How To Deal With Your Partner Telling Their Parents About Your Relationship Issues
Relationships require a lot of work. Whether romantic, platonic, or familial, maintaining a healthy connection with people in our lives involves a lot of ups and downs, give and take, and a boatload of conflict resolution skills. Because no relationship is perfect, sometimes we need to vent with someone else about what's going on. While many people rely on their friends for such things, some choose to take their relationship issues to their parents. Which, to no surprise, can be problematic. Especially if it becomes a habit.
"If you have a healthy relationship with your parents growing up, you see them as mentors and trusted sources who you can turn to for life advice and guidance," Menije Boduryan-Turner, Psy.D. exclusively tells Women. "If you also view your parent's relationship as solid, strong, and healthy, then it could be more of a reason to think of them as insightful and knowledgeable when it comes to solving relationship issues."
Although it's great to have a partner who has a healthy, happy relationship with their parents, there's a line between what's acceptable to share and what's not. After all, your partner's parents are likely to be biased, making them unable to see certain situations clearly, which can lead to you being perceived as the villain. If your partner is running to their parents every time there's an issue in your relationship and you're not okay with that, you need to have a proper sit-down and let them know that their behavior is inappropriate.
Focus on your feelings when you address the situation
If you find out that your partner is sharing your relationship issues with their parents, your initial reaction may be anger — and no one would blame you. However, allowing yourself to get all riled up just throws more gasoline on the fire. Instead, you want to take a deep breath and step away from that anger, giving it space to cool off because, as Menije Boduryan-Turner, Psy.D. explains, it's more about how you address this situation than anything else. And going in hot-tempered will surely backfire.
"The only way to repair and strengthen your relationship is to address this issue constructively, assertively, and compassionately," says Dr. Menije. You can do that by emphasizing how you're being affected by your partner's decision to tell their parents about your relationship challenges. "Always focus on your feelings and needs and never attack your partner's character for sharing intimate details about your relationship," says Dr. Menijie.
While you may want to berate your partner for the betrayal they've committed, that will get you nowhere. That's why it's so paramount to stick to "I" statements when talking to your partner. When you say, "I feel this way" or "I'm hurt because of this," and similar phrasing that keeps the attention on you and your pain. Your partner is less likely to feel as though you're coming for them if you remove accusations like, "You did this" or "You did that," from the conversation.
Give your partner a chance to explain
After sharing everything you're feeling and thinking, you need to allow your partner to share why they did what they did. Doing this by asking open-ended questions will allow them to process what you've said, as well as what they've done that has caused turmoil. "This is not to justify or excuse their mistakes," says Menije Boduryan-Turner, Psy.D., "but by asking open-ended questions, you two are more likely to explore what happened and how it can be prevented in the future."
With this approach, you're also opening up the lines of communication regarding your boundaries — not just in your relationship with each other, but your partner's relationship with their parents, as well. "There are times when people talk to their parents about their relationship issues due to poor boundaries between the family of origin versus the family we create," says Dr. Menijie, adding that what's okay to share with parents and what's not okay can become blurred if you haven't learned how to hold romantic and familial relationships in such a way that they co-exist, but don't overlap.

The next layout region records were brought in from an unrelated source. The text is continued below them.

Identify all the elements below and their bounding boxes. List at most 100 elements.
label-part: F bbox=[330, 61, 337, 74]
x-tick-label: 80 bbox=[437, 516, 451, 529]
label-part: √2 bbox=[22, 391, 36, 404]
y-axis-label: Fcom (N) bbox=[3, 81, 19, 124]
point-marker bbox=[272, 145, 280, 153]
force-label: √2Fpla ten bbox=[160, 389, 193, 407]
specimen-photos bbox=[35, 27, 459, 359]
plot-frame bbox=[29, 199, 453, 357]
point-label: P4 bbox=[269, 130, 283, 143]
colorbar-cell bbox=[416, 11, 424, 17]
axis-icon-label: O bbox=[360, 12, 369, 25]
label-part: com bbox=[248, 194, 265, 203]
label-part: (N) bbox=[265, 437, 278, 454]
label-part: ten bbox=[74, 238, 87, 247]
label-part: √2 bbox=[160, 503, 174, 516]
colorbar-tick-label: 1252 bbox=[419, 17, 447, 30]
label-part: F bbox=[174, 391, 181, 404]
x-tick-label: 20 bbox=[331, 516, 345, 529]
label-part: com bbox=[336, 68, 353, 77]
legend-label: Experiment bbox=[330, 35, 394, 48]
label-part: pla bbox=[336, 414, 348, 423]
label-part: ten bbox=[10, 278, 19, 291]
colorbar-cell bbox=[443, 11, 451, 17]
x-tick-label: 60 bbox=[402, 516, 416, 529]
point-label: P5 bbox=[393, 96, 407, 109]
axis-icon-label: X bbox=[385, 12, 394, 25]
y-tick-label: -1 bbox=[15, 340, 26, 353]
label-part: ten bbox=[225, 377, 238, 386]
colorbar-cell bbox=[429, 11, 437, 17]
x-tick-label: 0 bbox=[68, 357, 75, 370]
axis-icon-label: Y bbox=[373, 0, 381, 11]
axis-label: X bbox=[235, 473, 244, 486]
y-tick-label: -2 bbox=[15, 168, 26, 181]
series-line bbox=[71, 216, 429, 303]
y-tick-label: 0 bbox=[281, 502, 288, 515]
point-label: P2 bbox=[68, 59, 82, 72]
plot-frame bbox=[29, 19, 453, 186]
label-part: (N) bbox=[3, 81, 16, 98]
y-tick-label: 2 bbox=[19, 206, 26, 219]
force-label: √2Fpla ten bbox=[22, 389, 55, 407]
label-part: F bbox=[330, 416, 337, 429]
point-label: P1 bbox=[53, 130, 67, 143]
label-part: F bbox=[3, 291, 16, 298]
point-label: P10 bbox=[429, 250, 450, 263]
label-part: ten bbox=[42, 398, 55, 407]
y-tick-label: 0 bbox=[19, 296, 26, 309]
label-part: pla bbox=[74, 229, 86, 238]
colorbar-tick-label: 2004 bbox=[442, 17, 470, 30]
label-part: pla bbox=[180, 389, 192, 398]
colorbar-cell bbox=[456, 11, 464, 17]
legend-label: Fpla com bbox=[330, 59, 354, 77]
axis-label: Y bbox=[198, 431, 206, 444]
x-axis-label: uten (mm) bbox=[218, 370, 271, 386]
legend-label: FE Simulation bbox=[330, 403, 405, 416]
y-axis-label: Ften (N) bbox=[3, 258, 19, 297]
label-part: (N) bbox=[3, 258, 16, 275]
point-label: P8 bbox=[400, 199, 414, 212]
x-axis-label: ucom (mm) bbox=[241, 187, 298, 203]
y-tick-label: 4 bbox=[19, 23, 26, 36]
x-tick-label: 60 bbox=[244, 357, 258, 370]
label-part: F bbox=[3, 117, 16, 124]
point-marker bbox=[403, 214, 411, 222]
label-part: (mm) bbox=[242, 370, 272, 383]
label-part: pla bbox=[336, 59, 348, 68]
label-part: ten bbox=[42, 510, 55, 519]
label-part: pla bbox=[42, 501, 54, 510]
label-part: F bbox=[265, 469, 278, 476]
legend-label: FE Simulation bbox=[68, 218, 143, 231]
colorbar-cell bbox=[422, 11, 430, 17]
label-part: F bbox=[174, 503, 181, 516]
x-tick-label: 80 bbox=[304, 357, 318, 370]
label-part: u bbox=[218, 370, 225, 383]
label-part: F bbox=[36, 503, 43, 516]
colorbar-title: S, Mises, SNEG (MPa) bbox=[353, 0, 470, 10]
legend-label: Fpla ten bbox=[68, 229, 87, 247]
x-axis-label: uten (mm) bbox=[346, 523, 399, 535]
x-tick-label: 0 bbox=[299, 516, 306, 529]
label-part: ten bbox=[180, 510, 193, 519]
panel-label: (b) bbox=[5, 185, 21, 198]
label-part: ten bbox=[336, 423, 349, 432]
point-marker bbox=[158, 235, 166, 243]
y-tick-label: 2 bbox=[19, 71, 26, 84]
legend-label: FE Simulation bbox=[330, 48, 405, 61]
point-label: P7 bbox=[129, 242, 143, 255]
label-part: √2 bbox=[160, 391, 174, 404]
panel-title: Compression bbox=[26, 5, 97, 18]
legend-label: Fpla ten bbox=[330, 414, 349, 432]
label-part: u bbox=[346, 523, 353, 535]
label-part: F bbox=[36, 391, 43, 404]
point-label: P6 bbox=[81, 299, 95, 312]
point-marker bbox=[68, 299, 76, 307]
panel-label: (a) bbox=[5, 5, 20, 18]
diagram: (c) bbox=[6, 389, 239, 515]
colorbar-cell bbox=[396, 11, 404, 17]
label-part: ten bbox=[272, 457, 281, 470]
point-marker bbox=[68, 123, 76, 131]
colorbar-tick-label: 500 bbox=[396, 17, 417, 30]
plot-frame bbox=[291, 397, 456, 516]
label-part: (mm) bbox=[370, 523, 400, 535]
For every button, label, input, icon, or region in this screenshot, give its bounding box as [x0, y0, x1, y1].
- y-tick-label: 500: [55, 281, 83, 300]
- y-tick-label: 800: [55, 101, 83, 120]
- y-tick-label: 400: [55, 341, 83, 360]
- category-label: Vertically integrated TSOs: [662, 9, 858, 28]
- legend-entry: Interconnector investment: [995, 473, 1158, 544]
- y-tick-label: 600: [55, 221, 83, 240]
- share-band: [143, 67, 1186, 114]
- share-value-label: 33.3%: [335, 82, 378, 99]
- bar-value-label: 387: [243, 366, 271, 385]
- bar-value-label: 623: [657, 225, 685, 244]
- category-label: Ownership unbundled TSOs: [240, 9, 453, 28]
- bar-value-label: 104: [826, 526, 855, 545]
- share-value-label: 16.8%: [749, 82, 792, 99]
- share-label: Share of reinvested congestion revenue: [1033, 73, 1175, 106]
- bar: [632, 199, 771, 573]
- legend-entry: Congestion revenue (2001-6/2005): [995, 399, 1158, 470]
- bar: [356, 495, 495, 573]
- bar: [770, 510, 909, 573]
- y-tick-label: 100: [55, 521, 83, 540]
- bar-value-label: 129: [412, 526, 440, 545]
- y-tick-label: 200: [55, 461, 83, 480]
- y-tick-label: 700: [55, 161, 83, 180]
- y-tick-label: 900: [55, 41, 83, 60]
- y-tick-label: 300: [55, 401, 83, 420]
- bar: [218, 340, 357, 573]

That's why setting boundaries and being direct with your partner about your needs are so essential. "When boundaries are set from a place of creating safety in the relationship and not as a means to control the other person, they are more likely to be accepted and honored," says Dr. Menijie.
How to know it's time to bring in a third party
If neither you nor your partner can stop airing your dirty laundry to people outside your relationship, ask yourselves why this is happening. While it's natural to need to vent, it's important to remember friends aren't therapists and neither are family members. Constantly relying on someone else to "fix" your relationship problems, instead of working together to remedy them, is indicative of something being off in your ability to communicate with each other. Communication is the foundation of every healthy and prosperous relationship. If your communication is flawed, you can't expect the relationship to magically work out on its own. Like a garden, it needs to be tended to.
Should your relationship become too difficult to navigate, bringing in a neutral third party can be helpful. "When bringing in a third party, it is always important to choose someone who has the most objective view and support for your relationship," says Menije Boduryan-Turner, Psy.D. In other words, that third party should be a therapist, not a friend or family member who will naturally take sides. A therapist is not only trained to be objective when dealing with people and their relationship problems, but they also have nothing at stake, unlike a friend or family member. According to a 2022 study published in Family Process, most relationships benefit from professional input. With that in mind, let's normalize couple's therapy once and for all.